What about other nuts?
Haven’t seen your favorite nut named yet? When the FDA originally published the qualified health claim, several varieties of nuts including pecans, macadamias and cashews were omitted because of their slightly higher concentrations of saturated fats.
Pecans were added to the list, too.
What about cashews? Cashews have not been approved to use the FDA health claim — even though most of the saturated fat in cashews is from stearic acid, a fatty acid thought to have no effect on blood cholesterol, and studies have shown that eating cashews can even lower levels of harmful LDL cholesterol.
More good news for nuts
The evidence that nuts are a healthful choice just keeps piling up. The terrific trio of protein, fiber and healthy fats in nuts adds satiety to meals and snacks and helps you feel fuller longer.
They’re considered a tasty tool for weight management, with studies showing that people who include nuts in their meal patterns tend to weigh less.
“There are even benefits for potential diabetes prevention, cancer protection and brain health with nut consumption,” Palmer said. “Some nuts have been linked to gut health, improved fertility and reduced risk of Alzheimer’s disease.”

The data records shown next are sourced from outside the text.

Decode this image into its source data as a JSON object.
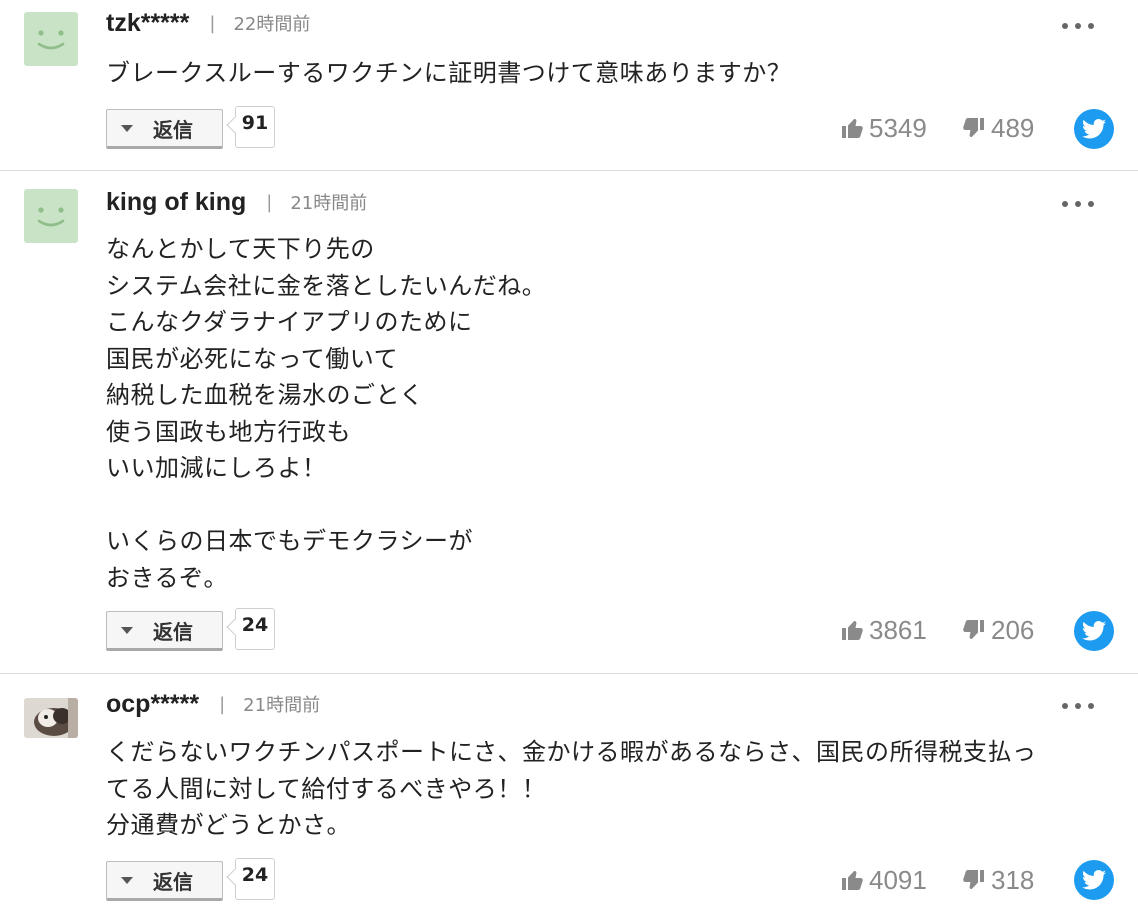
{
  "comments": [
    {
      "username": "tzk*****",
      "separator": "|",
      "time": "22時間前",
      "avatar_icon": "smiley-face-icon",
      "text": "ブレークスルーするワクチンに証明書つけて意味ありますか？",
      "reply_label": "返信",
      "reply_count": "91",
      "likes": "5349",
      "dislikes": "489"
    },
    {
      "username": "king of king",
      "separator": "|",
      "time": "21時間前",
      "avatar_icon": "smiley-face-icon",
      "text": "なんとかして天下り先の\nシステム会社に金を落としたいんだね。\nこんなクダラナイアプリのために\n国民が必死になって働いて\n納税した血税を湯水のごとく\n使う国政も地方行政も\nいい加減にしろよ！\n\nいくらの日本でもデモクラシーが\nおきるぞ。",
      "reply_label": "返信",
      "reply_count": "24",
      "likes": "3861",
      "dislikes": "206"
    },
    {
      "username": "ocp*****",
      "separator": "|",
      "time": "21時間前",
      "avatar_icon": "pet-photo-avatar",
      "text": "くだらないワクチンパスポートにさ、金かける暇があるならさ、国民の所得税支払っ\nてる人間に対して給付するべきやろ！！\n分通費がどうとかさ。",
      "reply_label": "返信",
      "reply_count": "24",
      "likes": "4091",
      "dislikes": "318"
    }
  ],
  "colors": {
    "twitter": "#1d9bf0",
    "avatar_green": "#c9e3c6",
    "divider": "#dcdcdc"
  }
}
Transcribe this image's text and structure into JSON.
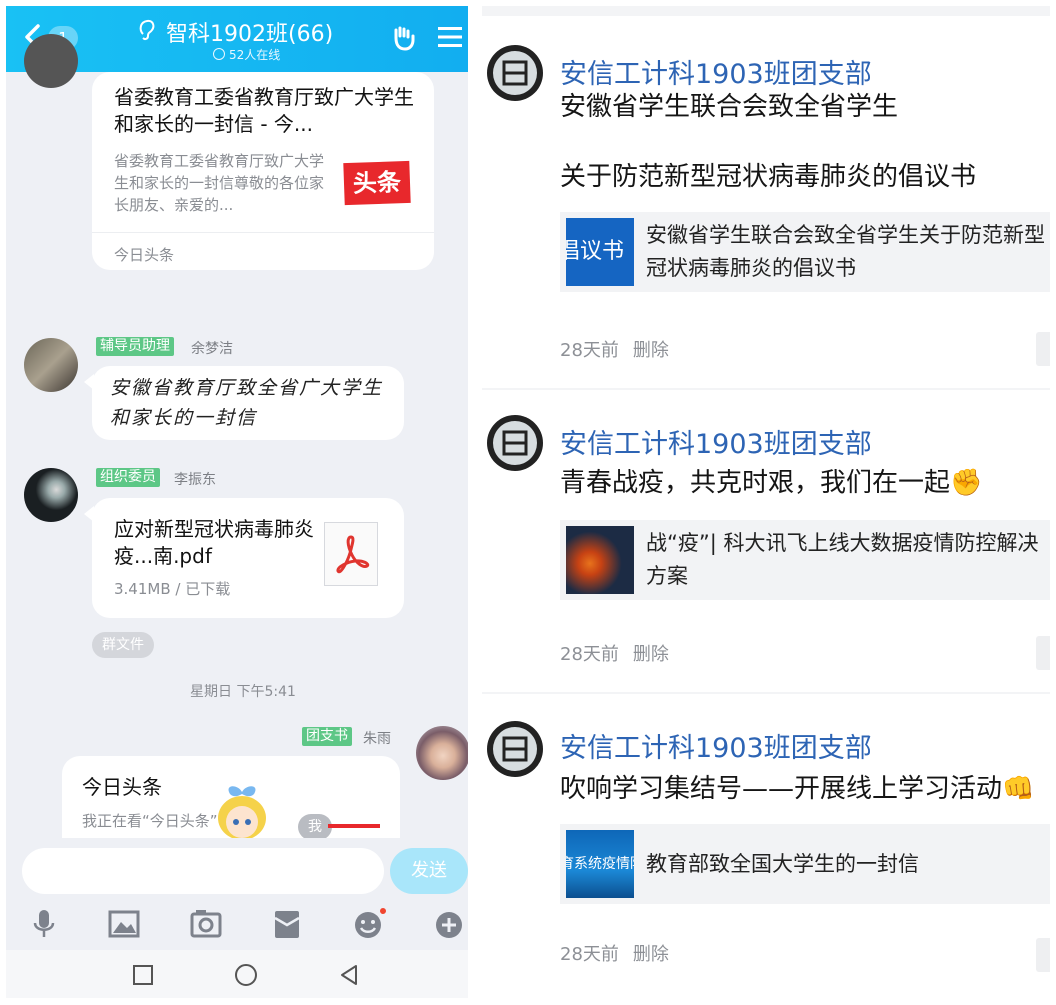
{
  "left": {
    "header": {
      "back_count": "1",
      "title": "智科1902班(66)",
      "online": "52人在线"
    },
    "messages": [
      {
        "type": "news_card",
        "title": "省委教育工委省教育厅致广大学生和家长的一封信 - 今...",
        "description": "省委教育工委省教育厅致广大学生和家长的一封信尊敬的各位家长朋友、亲爱的...",
        "logo_text": "头条",
        "source": "今日头条"
      },
      {
        "type": "text",
        "role": "辅导员助理",
        "sender": "余梦洁",
        "text": "安徽省教育厅致全省广大学生和家长的一封信"
      },
      {
        "type": "file",
        "role": "组织委员",
        "sender": "李振东",
        "file_name": "应对新型冠状病毒肺炎疫...南.pdf",
        "file_meta": "3.41MB / 已下载",
        "tag": "群文件"
      },
      {
        "type": "time",
        "text": "星期日 下午5:41"
      },
      {
        "type": "news_card_self",
        "role": "团支书",
        "sender": "朱雨",
        "title": "今日头条",
        "description": "我正在看“今日头条”",
        "floating_label": "我"
      }
    ],
    "input": {
      "placeholder": "",
      "send_label": "发送"
    },
    "toolbar": [
      "microphone-icon",
      "image-icon",
      "camera-icon",
      "red-packet-icon",
      "emoji-icon",
      "plus-icon"
    ]
  },
  "right": {
    "posts": [
      {
        "author": "安信工计科1903班团支部",
        "lines": [
          "安徽省学生联合会致全省学生",
          "关于防范新型冠状病毒肺炎的倡议书"
        ],
        "link_text": "安徽省学生联合会致全省学生关于防范新型冠状病毒肺炎的倡议书",
        "thumb_text": "倡议书",
        "time": "28天前",
        "action": "删除"
      },
      {
        "author": "安信工计科1903班团支部",
        "lines": [
          "青春战疫，共克时艰，我们在一起✊"
        ],
        "link_text": "战“疫”| 科大讯飞上线大数据疫情防控解决方案",
        "thumb_text": "",
        "time": "28天前",
        "action": "删除"
      },
      {
        "author": "安信工计科1903班团支部",
        "lines": [
          "吹响学习集结号——开展线上学习活动👊"
        ],
        "link_text": "教育部致全国大学生的一封信",
        "thumb_text": "育系统疫情防",
        "time": "28天前",
        "action": "删除"
      }
    ]
  },
  "colors": {
    "header_blue": "#16b8f3",
    "tag_green": "#5dc786",
    "author_blue": "#2d64b4",
    "toutiao_red": "#e8282c"
  }
}
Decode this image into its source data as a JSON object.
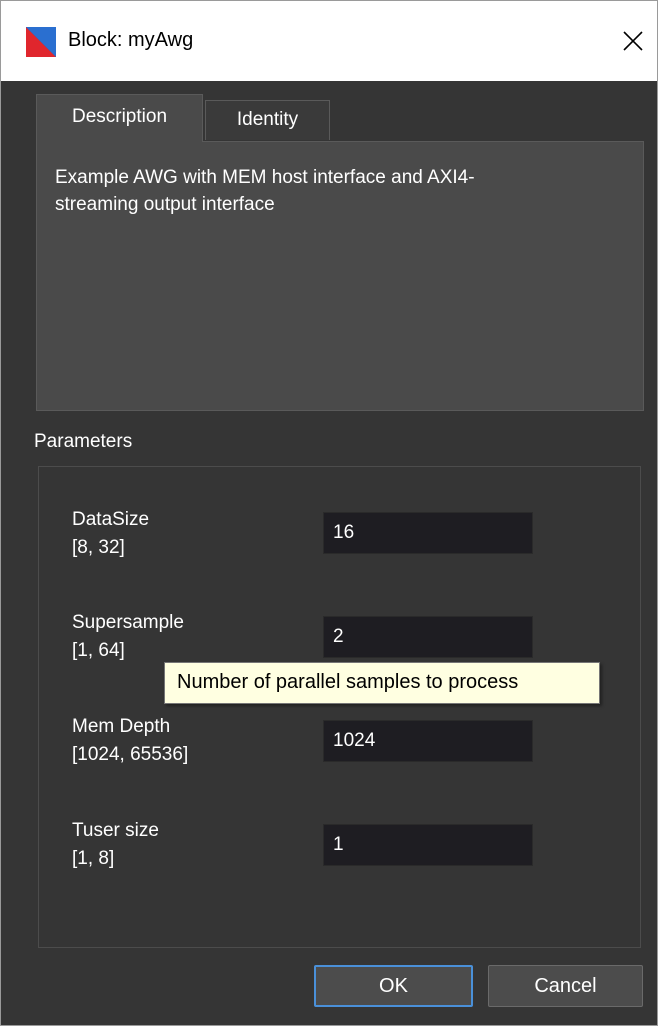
{
  "window": {
    "title": "Block: myAwg",
    "icon": "app-logo-icon",
    "accent": "#4a90d9"
  },
  "tabs": [
    {
      "label": "Description",
      "selected": true
    },
    {
      "label": "Identity",
      "selected": false
    }
  ],
  "description": {
    "line1": "Example AWG with MEM host interface and AXI4-",
    "line2": "streaming output interface"
  },
  "parameters": {
    "label": "Parameters",
    "items": [
      {
        "name": "DataSize",
        "range": "[8, 32]",
        "value": "16"
      },
      {
        "name": "Supersample",
        "range": "[1, 64]",
        "value": "2"
      },
      {
        "name": "Mem Depth",
        "range": "[1024, 65536]",
        "value": "1024"
      },
      {
        "name": "Tuser size",
        "range": "[1, 8]",
        "value": "1"
      }
    ]
  },
  "tooltip": {
    "text": "Number of parallel samples to process"
  },
  "buttons": {
    "ok": "OK",
    "cancel": "Cancel"
  }
}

In the health and beauty category, research shows that nutrients in almonds, such as vitamin E, selenium and zinc, support skin health by reducing facial wrinkles and improving skin tone.
Handful, not a can-full
No matter how inspired you get to sprinkle more nuts into your food life, note that current advice recommends a handful, not a full can. Nuts are high in fat content, so they’re also high in calories.
And to reap the most benefits, it’s key to make eating nuts a habit over the long haul. “Many healthy eating patterns, such as the renowned Mediterranean diet, include nuts on a regular basis in the diet,’’ Palmer said. “These have been important parts of cultural diets since the beginning of time.”